Iason Gabriel’s 2020 article Artificial Intelligence, Values, and Alignment is a philosophical perspective on what the goal of alignment actually is, and how we might accomplish it. In the best spirit of modern philosophy, it provides a helpful framework for organizing what has already been written about levels at which we might align AI systems, and also provides a neat set of connections between concepts in AI alignment and concepts in modern philosophy.

Goals of alignment

Gabriel identifies six levels at which we might define what it means to align AI with something:

  1. Instructions: the agent does what I instruct it to do

  2. Expressed intentions: the agent does what I intend it to do.

  3. Revealed preferences: the agent does what my behaviour reveals I prefer.

  4. Informed preferences or desires: the agent does what I would want it to do if I were rational and informed.

  5. Interest or well-being: the agent does what is in my interest, or what is best for me, objectively speaking.

  6. Values: the agent does what it morally ought to do, as defined by the individual or society.

Schemas like this are helpful because they can “pop us out” from our unexamined paradigms. If we are, for example, having a discussion about building AI from inside the “revealed preferences” paradigm, it is good to know that we are having a discussion from inside that paradigm. It is a virtue of modern philosophy to always be asking what unexamined paradigm we are inside, and to be pushing us to at least see that that we are inside such-and-such a paradigm, in order that we can examine it and decide whether to keep working within it.

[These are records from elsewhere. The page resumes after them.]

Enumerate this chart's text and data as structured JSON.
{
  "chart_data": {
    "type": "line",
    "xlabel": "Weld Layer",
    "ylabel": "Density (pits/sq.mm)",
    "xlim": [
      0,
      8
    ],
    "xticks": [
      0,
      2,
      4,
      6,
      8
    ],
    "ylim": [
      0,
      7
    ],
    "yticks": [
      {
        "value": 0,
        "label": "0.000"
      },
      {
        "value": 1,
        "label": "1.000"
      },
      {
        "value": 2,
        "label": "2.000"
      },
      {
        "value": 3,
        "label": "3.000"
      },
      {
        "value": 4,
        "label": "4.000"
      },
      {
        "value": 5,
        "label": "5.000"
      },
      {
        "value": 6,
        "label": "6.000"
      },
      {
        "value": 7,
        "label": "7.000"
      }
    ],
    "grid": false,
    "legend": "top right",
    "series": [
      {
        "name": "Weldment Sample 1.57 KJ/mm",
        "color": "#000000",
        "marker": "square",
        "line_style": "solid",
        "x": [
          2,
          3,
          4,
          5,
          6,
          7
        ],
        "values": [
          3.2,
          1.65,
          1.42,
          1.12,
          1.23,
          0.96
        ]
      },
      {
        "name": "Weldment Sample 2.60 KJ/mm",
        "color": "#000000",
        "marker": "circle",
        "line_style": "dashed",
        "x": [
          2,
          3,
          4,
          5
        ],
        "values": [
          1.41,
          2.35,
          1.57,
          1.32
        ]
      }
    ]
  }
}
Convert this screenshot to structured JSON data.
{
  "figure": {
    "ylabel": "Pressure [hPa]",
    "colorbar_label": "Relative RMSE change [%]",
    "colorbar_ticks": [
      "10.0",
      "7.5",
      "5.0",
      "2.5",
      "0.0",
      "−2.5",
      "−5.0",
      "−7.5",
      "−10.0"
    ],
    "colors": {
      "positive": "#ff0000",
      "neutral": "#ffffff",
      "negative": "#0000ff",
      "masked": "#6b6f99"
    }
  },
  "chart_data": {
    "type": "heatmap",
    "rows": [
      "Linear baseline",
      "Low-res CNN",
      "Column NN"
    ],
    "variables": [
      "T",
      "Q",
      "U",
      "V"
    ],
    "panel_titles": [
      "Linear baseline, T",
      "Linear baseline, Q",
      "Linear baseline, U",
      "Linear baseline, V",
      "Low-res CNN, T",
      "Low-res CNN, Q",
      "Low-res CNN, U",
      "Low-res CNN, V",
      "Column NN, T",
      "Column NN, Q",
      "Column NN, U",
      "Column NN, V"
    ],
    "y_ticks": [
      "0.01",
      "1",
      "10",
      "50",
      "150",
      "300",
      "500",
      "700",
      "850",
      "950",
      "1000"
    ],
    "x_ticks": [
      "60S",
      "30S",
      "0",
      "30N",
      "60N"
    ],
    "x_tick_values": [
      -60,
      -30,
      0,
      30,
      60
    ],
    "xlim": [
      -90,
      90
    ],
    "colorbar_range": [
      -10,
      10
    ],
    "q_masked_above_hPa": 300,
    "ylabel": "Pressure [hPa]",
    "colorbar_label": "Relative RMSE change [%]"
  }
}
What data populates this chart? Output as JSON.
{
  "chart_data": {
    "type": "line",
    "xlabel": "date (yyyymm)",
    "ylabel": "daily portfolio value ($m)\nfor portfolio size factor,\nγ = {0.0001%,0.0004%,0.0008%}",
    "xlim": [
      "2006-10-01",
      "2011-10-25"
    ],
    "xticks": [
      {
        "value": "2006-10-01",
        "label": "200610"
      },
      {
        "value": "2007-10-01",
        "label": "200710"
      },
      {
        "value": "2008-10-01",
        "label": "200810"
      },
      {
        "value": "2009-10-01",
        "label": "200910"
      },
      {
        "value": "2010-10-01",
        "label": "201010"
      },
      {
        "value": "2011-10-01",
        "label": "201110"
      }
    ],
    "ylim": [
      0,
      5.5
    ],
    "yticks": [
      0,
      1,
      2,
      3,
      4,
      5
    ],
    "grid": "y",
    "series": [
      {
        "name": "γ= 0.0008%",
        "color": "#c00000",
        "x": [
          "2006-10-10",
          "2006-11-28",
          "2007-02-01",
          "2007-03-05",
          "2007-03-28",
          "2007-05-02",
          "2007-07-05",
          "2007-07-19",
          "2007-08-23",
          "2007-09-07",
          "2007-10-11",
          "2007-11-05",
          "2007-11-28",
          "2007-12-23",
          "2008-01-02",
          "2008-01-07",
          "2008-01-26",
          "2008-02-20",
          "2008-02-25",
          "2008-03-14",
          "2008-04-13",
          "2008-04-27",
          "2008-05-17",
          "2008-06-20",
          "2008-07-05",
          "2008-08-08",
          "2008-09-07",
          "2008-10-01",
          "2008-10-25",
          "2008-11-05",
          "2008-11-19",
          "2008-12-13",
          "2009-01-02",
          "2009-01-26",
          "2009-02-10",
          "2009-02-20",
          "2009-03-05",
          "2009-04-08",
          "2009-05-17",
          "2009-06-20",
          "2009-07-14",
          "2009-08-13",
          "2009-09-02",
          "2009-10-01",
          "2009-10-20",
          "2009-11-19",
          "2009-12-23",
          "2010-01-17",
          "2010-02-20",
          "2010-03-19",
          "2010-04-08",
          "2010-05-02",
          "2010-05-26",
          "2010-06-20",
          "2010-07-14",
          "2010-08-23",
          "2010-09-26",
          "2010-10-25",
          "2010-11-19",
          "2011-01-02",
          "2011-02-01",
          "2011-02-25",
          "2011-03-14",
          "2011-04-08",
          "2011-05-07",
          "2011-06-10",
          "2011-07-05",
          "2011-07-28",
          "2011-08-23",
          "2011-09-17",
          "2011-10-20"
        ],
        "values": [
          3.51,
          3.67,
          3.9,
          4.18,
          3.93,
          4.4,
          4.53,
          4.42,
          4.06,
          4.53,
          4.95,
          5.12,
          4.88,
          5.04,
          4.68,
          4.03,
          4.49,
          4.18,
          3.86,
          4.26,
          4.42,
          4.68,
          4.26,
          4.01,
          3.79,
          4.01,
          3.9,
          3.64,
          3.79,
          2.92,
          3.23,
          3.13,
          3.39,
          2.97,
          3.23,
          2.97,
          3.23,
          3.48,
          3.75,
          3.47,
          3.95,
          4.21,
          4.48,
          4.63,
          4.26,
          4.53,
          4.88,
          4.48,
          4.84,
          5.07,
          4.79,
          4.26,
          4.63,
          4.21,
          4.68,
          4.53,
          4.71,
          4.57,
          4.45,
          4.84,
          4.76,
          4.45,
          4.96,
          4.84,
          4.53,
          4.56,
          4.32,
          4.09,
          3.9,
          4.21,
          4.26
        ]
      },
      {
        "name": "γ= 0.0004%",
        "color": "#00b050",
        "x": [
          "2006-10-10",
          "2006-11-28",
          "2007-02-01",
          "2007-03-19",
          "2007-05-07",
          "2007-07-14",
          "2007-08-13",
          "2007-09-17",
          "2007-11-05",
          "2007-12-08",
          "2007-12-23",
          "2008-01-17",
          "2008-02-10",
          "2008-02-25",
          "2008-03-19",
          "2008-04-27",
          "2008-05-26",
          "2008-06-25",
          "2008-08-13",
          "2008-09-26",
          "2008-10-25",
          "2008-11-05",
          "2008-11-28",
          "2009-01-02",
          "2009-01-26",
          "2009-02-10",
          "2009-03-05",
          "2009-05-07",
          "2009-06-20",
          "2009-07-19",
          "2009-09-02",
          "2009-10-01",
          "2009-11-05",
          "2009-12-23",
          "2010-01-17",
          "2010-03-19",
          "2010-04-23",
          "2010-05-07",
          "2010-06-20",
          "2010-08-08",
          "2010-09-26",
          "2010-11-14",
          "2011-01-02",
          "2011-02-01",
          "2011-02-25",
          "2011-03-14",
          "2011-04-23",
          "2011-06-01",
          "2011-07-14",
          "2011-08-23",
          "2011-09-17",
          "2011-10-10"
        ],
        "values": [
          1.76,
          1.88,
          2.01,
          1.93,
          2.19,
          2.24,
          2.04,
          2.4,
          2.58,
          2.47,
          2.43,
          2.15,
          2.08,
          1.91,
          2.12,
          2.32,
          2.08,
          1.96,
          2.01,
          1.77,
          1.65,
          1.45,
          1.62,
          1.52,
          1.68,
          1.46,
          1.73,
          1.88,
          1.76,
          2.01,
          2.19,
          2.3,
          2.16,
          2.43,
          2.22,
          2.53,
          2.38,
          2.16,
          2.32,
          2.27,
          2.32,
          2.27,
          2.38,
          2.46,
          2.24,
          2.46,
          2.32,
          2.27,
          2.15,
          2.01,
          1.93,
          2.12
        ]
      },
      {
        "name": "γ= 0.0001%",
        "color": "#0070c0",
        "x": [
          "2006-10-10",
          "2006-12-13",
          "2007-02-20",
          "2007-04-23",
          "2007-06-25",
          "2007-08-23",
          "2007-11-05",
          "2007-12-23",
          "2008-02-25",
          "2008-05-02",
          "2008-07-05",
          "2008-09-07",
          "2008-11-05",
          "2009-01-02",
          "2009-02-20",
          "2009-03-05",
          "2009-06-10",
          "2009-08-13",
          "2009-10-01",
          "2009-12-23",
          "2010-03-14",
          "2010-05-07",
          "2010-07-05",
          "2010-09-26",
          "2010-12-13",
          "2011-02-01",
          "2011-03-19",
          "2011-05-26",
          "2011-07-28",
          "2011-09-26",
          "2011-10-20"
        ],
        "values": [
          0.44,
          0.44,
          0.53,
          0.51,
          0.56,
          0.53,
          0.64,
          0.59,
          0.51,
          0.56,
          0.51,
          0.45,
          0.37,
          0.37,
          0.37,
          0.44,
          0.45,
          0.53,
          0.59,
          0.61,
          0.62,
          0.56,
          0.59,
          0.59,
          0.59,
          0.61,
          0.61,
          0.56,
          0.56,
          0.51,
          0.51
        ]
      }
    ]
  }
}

In that spirit, I would like to offer a conceptualization of the paradigm that I think all six of these levels are within, in order that we might examine that paradigm and decide whether we wish to keep working within it. It seems to me that we presuppose that when we deploy AI, we will pass agency away from humans and into the hands of the AI, at least for as long as it takes the AI to execute our instructions, intentions, preferences, interest, or values. We imagine our future AIs as assistants, genies, or agents with which we are going to have some initial period of contact, followed by a period during which these powerful agents go off and do our bidding, followed perhaps by later iterations in which these agents come back for further instructions, intentions, preferences, interests, or values. We understandably find it troubling to consider turning so much of our agency over to an external entity, yet most work in AI alignment is about how to safely navigate this hand-off of agency, and it seems to me that there is relatively little discussion of whether we should be doing all of our thinking on the assumption of a hand-off of agency. I will call this paradigm that I think we are inside the Agency Hand-off Paradigm:

The Agency Hand-off Paradigm

A few brief notes on how this relates to existing work in AI alignment:

  • The AI alignment sub-field of corrigibility is concerned with the design of AI that we can at least switch off if we later regret the instructions, intentions, preferences, interests, or values that we gave it. This is of course a good property for AI to have if we are going to hand off agency to it, but we seem to be inside the Agency Hand-off Paradigm almost by default.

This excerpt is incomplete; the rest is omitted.